O fato de a coisa furtada ter valor superior a 10% do salário mínimo não afasta, por si só, a aplicação do princípio da insignificância ou da bagatela, se houver outros fatores favoráveis ao réu e justificadores do afastamento da tipicidade material da conduta.
Por dois votos a um, a 4ª Câmara Criminal do Tribunal de Justiça de Minas Gerais (TJ-MG) adotou essa fundamentação ao negar provimento a recurso em sentido estrito interposto pelo Ministério Público em razão de decisão que rejeitou denúncia contra uma mulher por furto simples. Com 45 anos de idade, ela é acusada de subtrair duas caixas de antipulgas para cães e gatos.
"Não obstante tal valor seja de fato superior a 10% do salário mínimo vigente ao tempo do fato, percebe-se que houve restituição da res, não se concretizando qualquer lesão a bem jurídico da vítima. Ademais, a imputada é primária e não tem qualquer registro em sua certidão de antecedentes criminais", ponderou o desembargador Guilherme de Azeredo Passos, relator do recurso.
O delito ocorreu em uma drogaria de Belo Horizonte, em outubro de 2020. A mulher teria saído da farmácia sem pagar os produtos e com eles escondidos em sua bolsa. Representantes do comércio avaliaram as mercadorias em R$ 151. Naquela época, o valor do salário mínimo era de R$ 1.045.
Em 18 de maio de 2021, no julgamento do agravo regimental do Habeas Corpus 613.197/PR, sob a relatoria do ministro João Otávio de Noronha, a 5ª Turma do Superior Tribunal de Justiça decidiu ser "inaplicável o princípio da insignificância quando o valor dos bens furtados não é considerado ínfimo por superar o parâmetro de 10% do salário mínimo vigente à época dos fatos, critério utilizado pelo STJ para aferir a relevância da lesão patrimonial".
No entanto, o relator Azeredo Passos acrescentou que o princípio da insignificância deve ser analisado em cotejo com os postulados da fragmentariedade e da intervenção mínima do Estado em matéria penal, no sentido de excluir ou de afastar a própria tipicidade penal, sob a perspectiva de seu caráter material.
"A causa supralegal de exclusão de tipicidade requer a conjugação dos requisitos da mínima ofensividade da conduta do agente; ausência de periculosidade social da ação; reduzido grau de reprovabilidade do comportamento e inexpressividade da lesão ao bem juridicamente tutelado", concluiu Passos.

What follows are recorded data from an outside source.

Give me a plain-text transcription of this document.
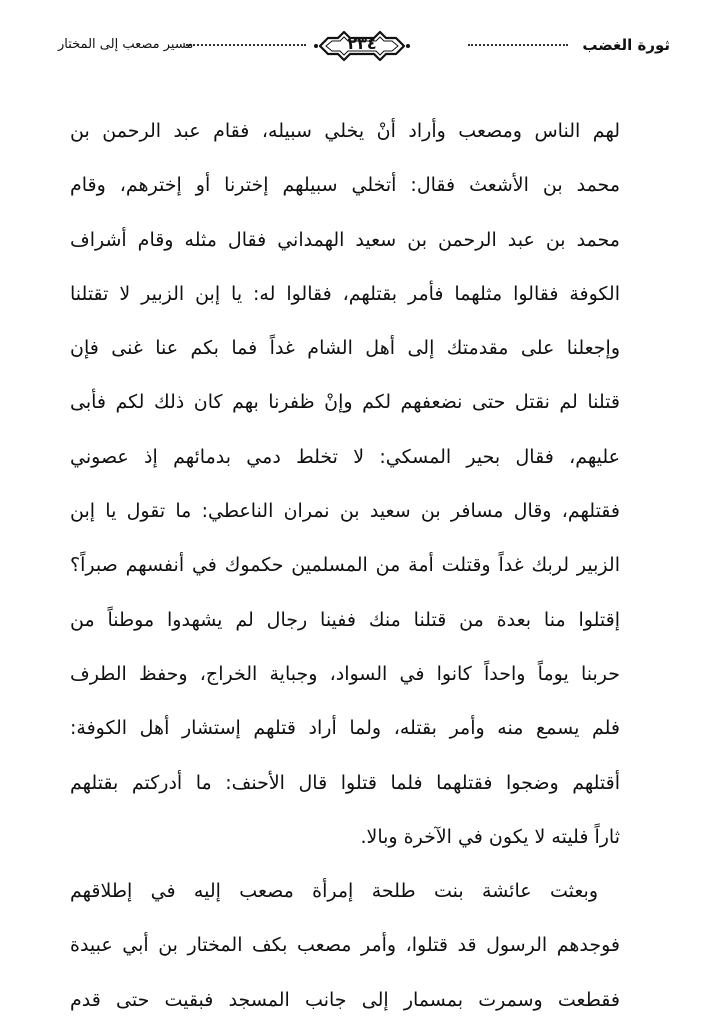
ثورة الغضب
٢٣٤
مسير مصعب إلى المختار
لهم الناس ومصعب وأراد أنْ يخلي سبيله، فقام عبد الرحمن بن
محمد بن الأشعث فقال: أتخلي سبيلهم إخترنا أو إخترهم، وقام
محمد بن عبد الرحمن بن سعيد الهمداني فقال مثله وقام أشراف
الكوفة فقالوا مثلهما فأمر بقتلهم، فقالوا له: يا إبن الزبير لا تقتلنا
وإجعلنا على مقدمتك إلى أهل الشام غداً فما بكم عنا غنى فإن
قتلنا لم نقتل حتى نضعفهم لكم وإنْ ظفرنا بهم كان ذلك لكم فأبى
عليهم، فقال بحير المسكي: لا تخلط دمي بدمائهم إذ عصوني
فقتلهم، وقال مسافر بن سعيد بن نمران الناعطي: ما تقول يا إبن
الزبير لربك غداً وقتلت أمة من المسلمين حكموك في أنفسهم صبراً؟
إقتلوا منا بعدة من قتلنا منك ففينا رجال لم يشهدوا موطناً من
حربنا يوماً واحداً كانوا في السواد، وجباية الخراج، وحفظ الطرف
فلم يسمع منه وأمر بقتله، ولما أراد قتلهم إستشار أهل الكوفة:
أقتلهم وضجوا فقتلهما فلما قتلوا قال الأحنف: ما أدركتم بقتلهم
ثاراً فليته لا يكون في الآخرة وبالا.
وبعثت عائشة بنت طلحة إمرأة مصعب إليه في إطلاقهم
فوجدهم الرسول قد قتلوا، وأمر مصعب بكف المختار بن أبي عبيدة
فقطعت وسمرت بمسمار إلى جانب المسجد فبقيت حتى قدم
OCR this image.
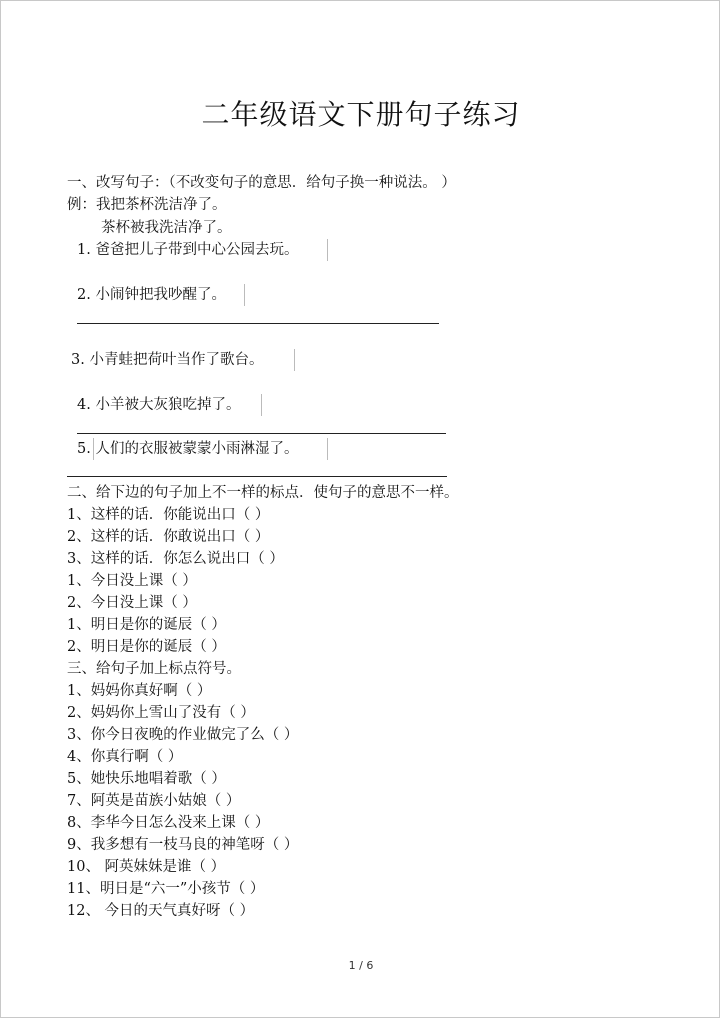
二年级语文下册句子练习
一、改写句子：（不改变句子的意思．给句子换一种说法。 ）
例：我把茶杯洗洁净了。
茶杯被我洗洁净了。
1. 爸爸把儿子带到中心公园去玩。
2. 小闹钟把我吵醒了。
3. 小青蛙把荷叶当作了歌台。
4. 小羊被大灰狼吃掉了。
5. 人们的衣服被蒙蒙小雨淋湿了。
二、给下边的句子加上不一样的标点．使句子的意思不一样。
1、这样的话．你能说出口（ ）
2、这样的话．你敢说出口（ ）
3、这样的话．你怎么说出口（ ）
1、今日没上课（ ）
2、今日没上课（ ）
1、明日是你的诞辰（ ）
2、明日是你的诞辰（ ）
三、给句子加上标点符号。
1、妈妈你真好啊（ ）
2、妈妈你上雪山了没有（ ）
3、你今日夜晚的作业做完了么（ ）
4、你真行啊（ ）
5、她快乐地唱着歌（ ）
7、阿英是苗族小姑娘（ ）
8、李华今日怎么没来上课（ ）
9、我多想有一枝马良的神笔呀（ ）
10、 阿英妹妹是谁（ ）
11、明日是“六一”小孩节（ ）
12、 今日的天气真好呀（ ）
1 / 6
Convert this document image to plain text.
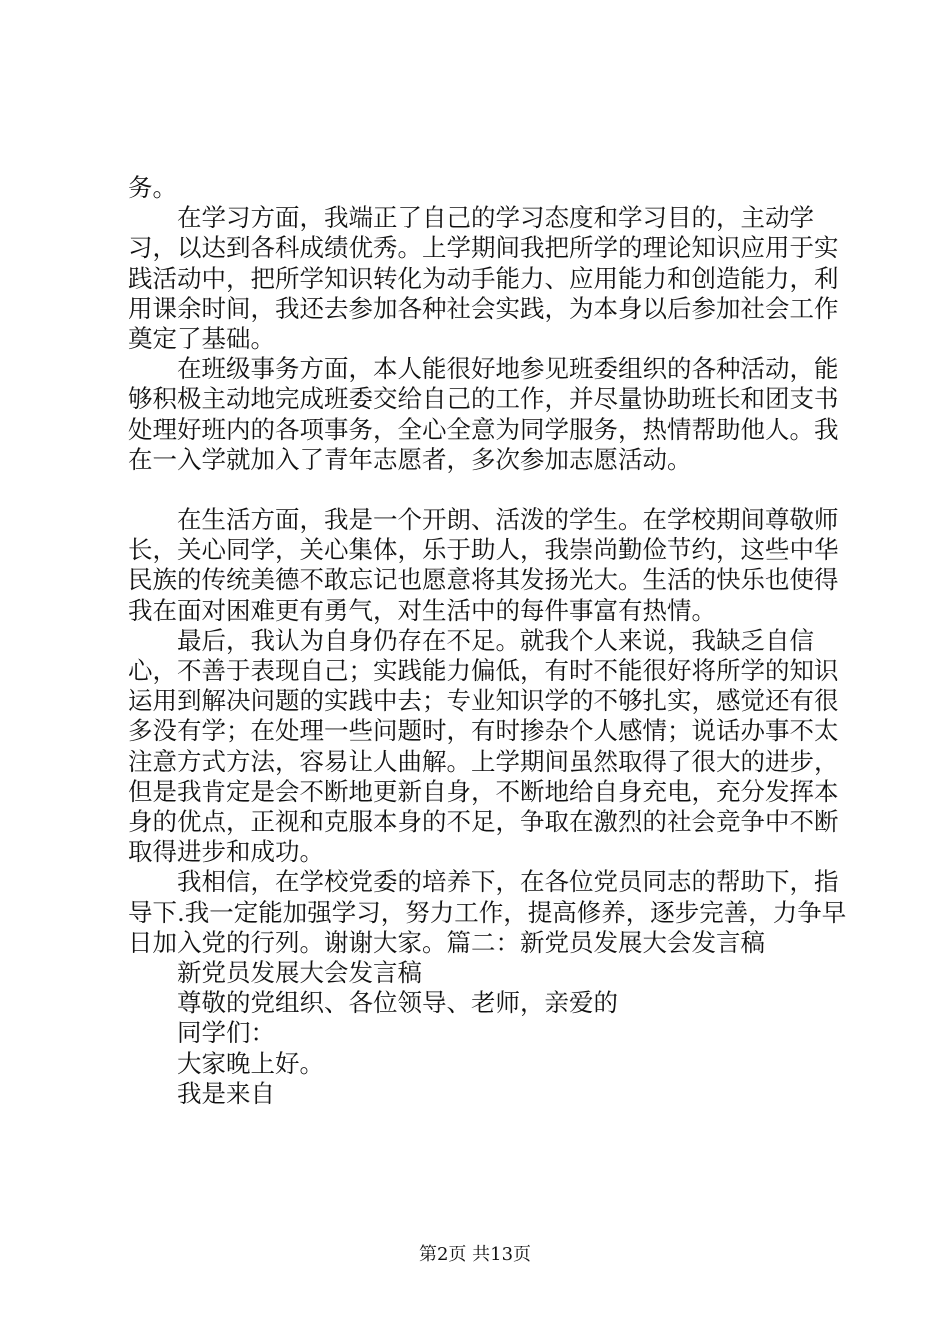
务。

在学习方面，我端正了自己的学习态度和学习目的，主动学习，以达到各科成绩优秀。上学期间我把所学的理论知识应用于实践活动中，把所学知识转化为动手能力、应用能力和创造能力，利用课余时间，我还去参加各种社会实践，为本身以后参加社会工作奠定了基础。

在班级事务方面，本人能很好地参见班委组织的各种活动，能够积极主动地完成班委交给自己的工作，并尽量协助班长和团支书处理好班内的各项事务，全心全意为同学服务，热情帮助他人。我在一入学就加入了青年志愿者，多次参加志愿活动。

在生活方面，我是一个开朗、活泼的学生。在学校期间尊敬师长，关心同学，关心集体，乐于助人，我崇尚勤俭节约，这些中华民族的传统美德不敢忘记也愿意将其发扬光大。生活的快乐也使得我在面对困难更有勇气，对生活中的每件事富有热情。

最后，我认为自身仍存在不足。就我个人来说，我缺乏自信心，不善于表现自己；实践能力偏低，有时不能很好将所学的知识运用到解决问题的实践中去；专业知识学的不够扎实，感觉还有很多没有学；在处理一些问题时，有时掺杂个人感情；说话办事不太注意方式方法，容易让人曲解。上学期间虽然取得了很大的进步，但是我肯定是会不断地更新自身，不断地给自身充电，充分发挥本身的优点，正视和克服本身的不足，争取在激烈的社会竞争中不断取得进步和成功。

我相信，在学校党委的培养下，在各位党员同志的帮助下，指导下.我一定能加强学习，努力工作，提高修养，逐步完善，力争早日加入党的行列。谢谢大家。篇二：新党员发展大会发言稿

新党员发展大会发言稿

尊敬的党组织、各位领导、老师，亲爱的

同学们：

大家晚上好。

我是来自

第2页 共13页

Entendimento contrário, sustentou Valladares, seria a "institucionalização" do furto e a geração de um cenário de impunidade e insegurança social. "Soluções apriorísticas devem ser evitadas, sob pena de cometimento de exageros e injustiças", argumentou.
Causa especial de redução de pena, o furto privilegiado prevê possibilidade de substituição da sanção de reclusão pela de detenção, sua diminuição de um a dois terços, ou somente a aplicação de multa, se o criminoso for primário e a coisa furtada tiver pequeno valor.
O desembargador Eduardo Brum também proferiu o seu voto. Ele seguiu o relator no sentido de negar provimento ao recurso do MP e aplicar o princípio da insignificância, com base no artigo 395, inciso III, do Código de Processo Penal ("a denúncia ou queixa será rejeitada quando faltar justa causa para o exercício da ação penal").